Wednesday, July 20, 2011

Dr Derek Enlander: The Canadian Consensus criteria are not perfect but the inclusion of physical criteria may be unpalatable for those of a psychiatric bent


BMJ rapid response:

Re:Will adopting the Canadian criteria improve the diagnosis of chronic fatigue syndrome?
Derek Enlander, Physician
ME/CFS center New York

Dear Editor

With all due respects to my colleagues Prof Peter White et al, the recent NICE and Pace studies used criteria (Oxford criteria etc) that complicated rather than simplified the diagnosis. The cohorts by virtue of these criteria were in reality non specific fatigue. The Canadian Consensus criteria are not perfect but are in my opinion the best criteria we have in making the clinical diagnosis of Myalgic Encephalomyelitis. In this instance it rules out the psychiatric psychosomatic patients that might be included in the NICE and PACE studies. These studies paid attention to a relatively non accepted Oxford list of Criteria.

The statement that the diagnosis of M.E. is difficult is of course accepted, making the diagnosis less difficult by dropping differential diagnoses is not acceptable.

The inclusion of physical criteria may be unpalatable for those of a psychiatric bent. However over the past few years, we have multiple papers that show CVS, neurological and immunological abnormalities which portray M.E. as physical problem.

Derek Enlander MD
New York

1. Godlee F. Ending the stalemate over CFS/ME. BMJ 2011;342:d3956

2. Crawley, E, White PD et al ; reply Ending the stalemate over CFS/ME. BMJ 2011;342:d3956.

3. Carruthers BM, Jain AK, De Meirleir KL, et al. Myalgic Encephalomyelitis/Chronic Fatigue Syndrome: Clinical working case definition, diagnostic and treatment protocols. Journal CFS 2003;11:18- 154.

4. National Institute for Health and Clinical Excellence. Clinical guideline CG53. Chronic fatigue syndrome/myalgic encephalomyelitis (or encephalopathy): diagnosis and management. London, NICE, 2007. http://guidance.nice.org.uk/CG53.

5. Jason LA, Evans M, Porter N et al. The development of a revised Canadian myalgic encephalomyelitis chronic fatigue syndrome case definition. Am J Biochem Biotech 2010;6:120-135.

6. Reeves WC, Lloyd A, Vernon SD, et al. International Chronic Fatigue Syndrome Study Group. Identification of ambiguities in the 1994 chronic fatigue syndrome research case definition and recommendations for resolution. BMC Health Serv Res 2003;3(1):25.

Competing interests: Author of The CFS HandBook (www.amazon.com), a book portraying certain Physical aspects of M.E.

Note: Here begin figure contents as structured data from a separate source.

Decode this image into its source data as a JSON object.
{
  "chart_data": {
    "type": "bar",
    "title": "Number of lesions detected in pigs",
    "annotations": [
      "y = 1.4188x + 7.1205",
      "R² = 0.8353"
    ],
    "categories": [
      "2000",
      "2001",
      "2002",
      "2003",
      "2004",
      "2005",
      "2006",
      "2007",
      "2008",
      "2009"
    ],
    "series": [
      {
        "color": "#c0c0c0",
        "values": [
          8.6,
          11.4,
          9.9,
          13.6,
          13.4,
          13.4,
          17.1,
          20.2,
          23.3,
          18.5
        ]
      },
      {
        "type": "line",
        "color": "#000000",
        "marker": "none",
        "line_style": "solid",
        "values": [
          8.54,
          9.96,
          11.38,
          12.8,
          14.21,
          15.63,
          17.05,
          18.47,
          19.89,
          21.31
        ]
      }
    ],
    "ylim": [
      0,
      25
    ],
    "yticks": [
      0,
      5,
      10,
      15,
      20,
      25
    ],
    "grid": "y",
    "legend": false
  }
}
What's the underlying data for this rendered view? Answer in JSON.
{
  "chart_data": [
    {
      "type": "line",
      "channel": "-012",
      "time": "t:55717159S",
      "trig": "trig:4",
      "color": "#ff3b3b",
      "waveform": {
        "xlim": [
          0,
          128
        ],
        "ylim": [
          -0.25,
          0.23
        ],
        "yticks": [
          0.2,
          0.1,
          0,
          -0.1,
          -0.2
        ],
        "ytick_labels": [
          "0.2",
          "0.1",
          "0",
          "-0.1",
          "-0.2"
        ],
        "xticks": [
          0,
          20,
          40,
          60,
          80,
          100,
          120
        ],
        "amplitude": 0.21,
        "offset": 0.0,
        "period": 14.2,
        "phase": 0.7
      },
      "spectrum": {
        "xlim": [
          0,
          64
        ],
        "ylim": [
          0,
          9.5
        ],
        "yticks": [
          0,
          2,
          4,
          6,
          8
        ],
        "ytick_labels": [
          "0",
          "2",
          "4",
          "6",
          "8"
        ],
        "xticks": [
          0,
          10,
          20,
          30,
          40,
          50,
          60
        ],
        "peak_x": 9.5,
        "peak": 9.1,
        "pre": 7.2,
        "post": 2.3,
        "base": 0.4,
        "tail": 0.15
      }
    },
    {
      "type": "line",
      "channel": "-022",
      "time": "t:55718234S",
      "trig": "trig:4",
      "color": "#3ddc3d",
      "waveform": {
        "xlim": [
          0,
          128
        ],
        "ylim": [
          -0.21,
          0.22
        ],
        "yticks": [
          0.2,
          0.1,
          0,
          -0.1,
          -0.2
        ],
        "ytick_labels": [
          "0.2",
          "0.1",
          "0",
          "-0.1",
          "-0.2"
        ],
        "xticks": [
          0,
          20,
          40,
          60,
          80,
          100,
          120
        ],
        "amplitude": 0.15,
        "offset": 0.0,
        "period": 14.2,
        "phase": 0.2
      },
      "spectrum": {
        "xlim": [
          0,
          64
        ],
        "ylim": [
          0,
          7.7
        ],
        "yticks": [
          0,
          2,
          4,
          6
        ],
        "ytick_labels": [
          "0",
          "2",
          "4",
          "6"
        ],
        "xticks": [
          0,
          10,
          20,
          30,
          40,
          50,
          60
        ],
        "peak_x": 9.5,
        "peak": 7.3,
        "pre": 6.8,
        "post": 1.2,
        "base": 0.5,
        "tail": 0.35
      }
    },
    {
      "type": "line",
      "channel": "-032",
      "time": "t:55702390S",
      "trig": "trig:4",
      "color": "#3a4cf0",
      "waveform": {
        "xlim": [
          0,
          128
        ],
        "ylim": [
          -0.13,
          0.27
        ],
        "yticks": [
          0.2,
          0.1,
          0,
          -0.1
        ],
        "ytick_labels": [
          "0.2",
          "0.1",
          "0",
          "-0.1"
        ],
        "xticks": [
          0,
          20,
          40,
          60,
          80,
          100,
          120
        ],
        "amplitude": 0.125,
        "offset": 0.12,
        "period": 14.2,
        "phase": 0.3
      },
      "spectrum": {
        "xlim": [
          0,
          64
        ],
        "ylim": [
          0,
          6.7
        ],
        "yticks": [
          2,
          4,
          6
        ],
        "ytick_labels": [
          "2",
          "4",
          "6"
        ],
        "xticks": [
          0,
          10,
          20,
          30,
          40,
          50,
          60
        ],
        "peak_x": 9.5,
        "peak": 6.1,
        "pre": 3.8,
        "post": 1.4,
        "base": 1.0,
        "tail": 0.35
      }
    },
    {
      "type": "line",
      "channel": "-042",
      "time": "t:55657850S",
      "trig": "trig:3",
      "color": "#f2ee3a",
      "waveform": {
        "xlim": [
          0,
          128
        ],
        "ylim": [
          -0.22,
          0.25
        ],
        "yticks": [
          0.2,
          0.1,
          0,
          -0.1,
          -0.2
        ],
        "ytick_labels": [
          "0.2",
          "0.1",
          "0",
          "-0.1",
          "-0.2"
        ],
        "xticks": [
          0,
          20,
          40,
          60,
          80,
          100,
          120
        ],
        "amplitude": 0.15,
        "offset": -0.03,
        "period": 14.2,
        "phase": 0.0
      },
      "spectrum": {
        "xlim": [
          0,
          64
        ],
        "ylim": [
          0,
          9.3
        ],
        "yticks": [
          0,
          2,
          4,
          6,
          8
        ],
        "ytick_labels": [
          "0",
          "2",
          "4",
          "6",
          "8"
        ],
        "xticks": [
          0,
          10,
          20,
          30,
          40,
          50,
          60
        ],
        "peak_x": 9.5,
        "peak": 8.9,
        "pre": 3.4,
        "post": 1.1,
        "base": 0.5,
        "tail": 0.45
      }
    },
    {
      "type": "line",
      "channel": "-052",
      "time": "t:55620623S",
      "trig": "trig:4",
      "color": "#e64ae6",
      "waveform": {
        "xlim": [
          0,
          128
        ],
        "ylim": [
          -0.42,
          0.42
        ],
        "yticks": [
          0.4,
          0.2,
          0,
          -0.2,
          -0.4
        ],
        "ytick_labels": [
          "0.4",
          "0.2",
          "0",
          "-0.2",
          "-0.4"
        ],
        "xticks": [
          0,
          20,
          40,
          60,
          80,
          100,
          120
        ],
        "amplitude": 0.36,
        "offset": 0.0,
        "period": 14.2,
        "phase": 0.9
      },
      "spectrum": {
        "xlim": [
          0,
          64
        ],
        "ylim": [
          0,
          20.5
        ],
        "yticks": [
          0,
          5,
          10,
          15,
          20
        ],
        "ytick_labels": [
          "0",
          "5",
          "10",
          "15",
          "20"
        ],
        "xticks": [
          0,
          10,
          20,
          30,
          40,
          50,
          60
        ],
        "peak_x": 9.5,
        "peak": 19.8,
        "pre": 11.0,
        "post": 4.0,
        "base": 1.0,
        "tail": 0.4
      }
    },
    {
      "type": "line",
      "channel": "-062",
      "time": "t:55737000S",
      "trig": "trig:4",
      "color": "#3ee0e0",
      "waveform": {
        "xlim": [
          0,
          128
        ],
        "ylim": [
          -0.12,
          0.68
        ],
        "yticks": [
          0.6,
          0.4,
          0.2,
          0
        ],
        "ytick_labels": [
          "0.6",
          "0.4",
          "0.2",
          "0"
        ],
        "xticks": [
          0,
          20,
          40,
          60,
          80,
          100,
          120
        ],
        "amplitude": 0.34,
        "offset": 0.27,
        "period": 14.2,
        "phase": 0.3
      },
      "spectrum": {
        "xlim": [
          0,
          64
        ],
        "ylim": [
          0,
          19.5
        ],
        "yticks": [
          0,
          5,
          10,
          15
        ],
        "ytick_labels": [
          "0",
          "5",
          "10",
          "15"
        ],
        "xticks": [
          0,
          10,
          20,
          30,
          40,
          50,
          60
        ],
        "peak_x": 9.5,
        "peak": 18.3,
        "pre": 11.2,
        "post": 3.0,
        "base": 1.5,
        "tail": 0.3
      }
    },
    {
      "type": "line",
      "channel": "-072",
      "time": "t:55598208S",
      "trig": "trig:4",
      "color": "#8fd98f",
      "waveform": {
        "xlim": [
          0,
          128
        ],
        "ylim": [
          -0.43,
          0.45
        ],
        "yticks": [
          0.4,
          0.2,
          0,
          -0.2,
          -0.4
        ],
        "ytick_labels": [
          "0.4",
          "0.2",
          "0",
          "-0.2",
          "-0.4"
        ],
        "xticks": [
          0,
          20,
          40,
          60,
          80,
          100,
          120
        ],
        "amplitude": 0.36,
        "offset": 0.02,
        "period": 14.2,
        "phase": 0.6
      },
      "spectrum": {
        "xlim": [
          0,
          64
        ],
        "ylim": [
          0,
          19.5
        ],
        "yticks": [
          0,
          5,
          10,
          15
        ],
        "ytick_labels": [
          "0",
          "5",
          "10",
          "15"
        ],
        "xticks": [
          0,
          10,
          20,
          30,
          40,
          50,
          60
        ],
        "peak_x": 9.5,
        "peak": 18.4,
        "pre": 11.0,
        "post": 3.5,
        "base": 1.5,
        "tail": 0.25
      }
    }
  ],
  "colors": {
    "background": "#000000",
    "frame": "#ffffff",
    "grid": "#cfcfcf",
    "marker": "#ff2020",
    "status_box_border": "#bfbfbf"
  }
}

Submit rapid responsePublished 20 July

3 comments:

Anonymous said...

What absolute nonsense, Dr Enlander! You dare to say that adopting the canadian consensus criteria is the best wasy we can proceed to diagnose ME! The only way to diagnose ME is to use the long established diagnostic criteria. Try reading the medical literature on ME. It is not difficult to diagnose and it is crucial to diagnose ME as soon as the patient becomes ill so that it can be optimally managed. This includes managing ME as an infectious disease. It is criminally negligent to misdiagnose ME as CFS or vice versa. It is morally abhorrent to betray people who trust their doctors.

Mr P said...

Dr Speedy representing here a consensus that thank god is dying away. Almost comic ignorance here: ME as an infectious disease! Who are you?! P.S is there a different kind of abhorrence to 'moral' abhorrence? Ignoramus.

Mr P said...

Anonymous representing here a consensus that thank god is dying away. Almost comic ignorance here: ME as an infectious disease! Who are you?! P.S is there a different kind of abhorrence to 'moral' abhorrence? Ignoramus.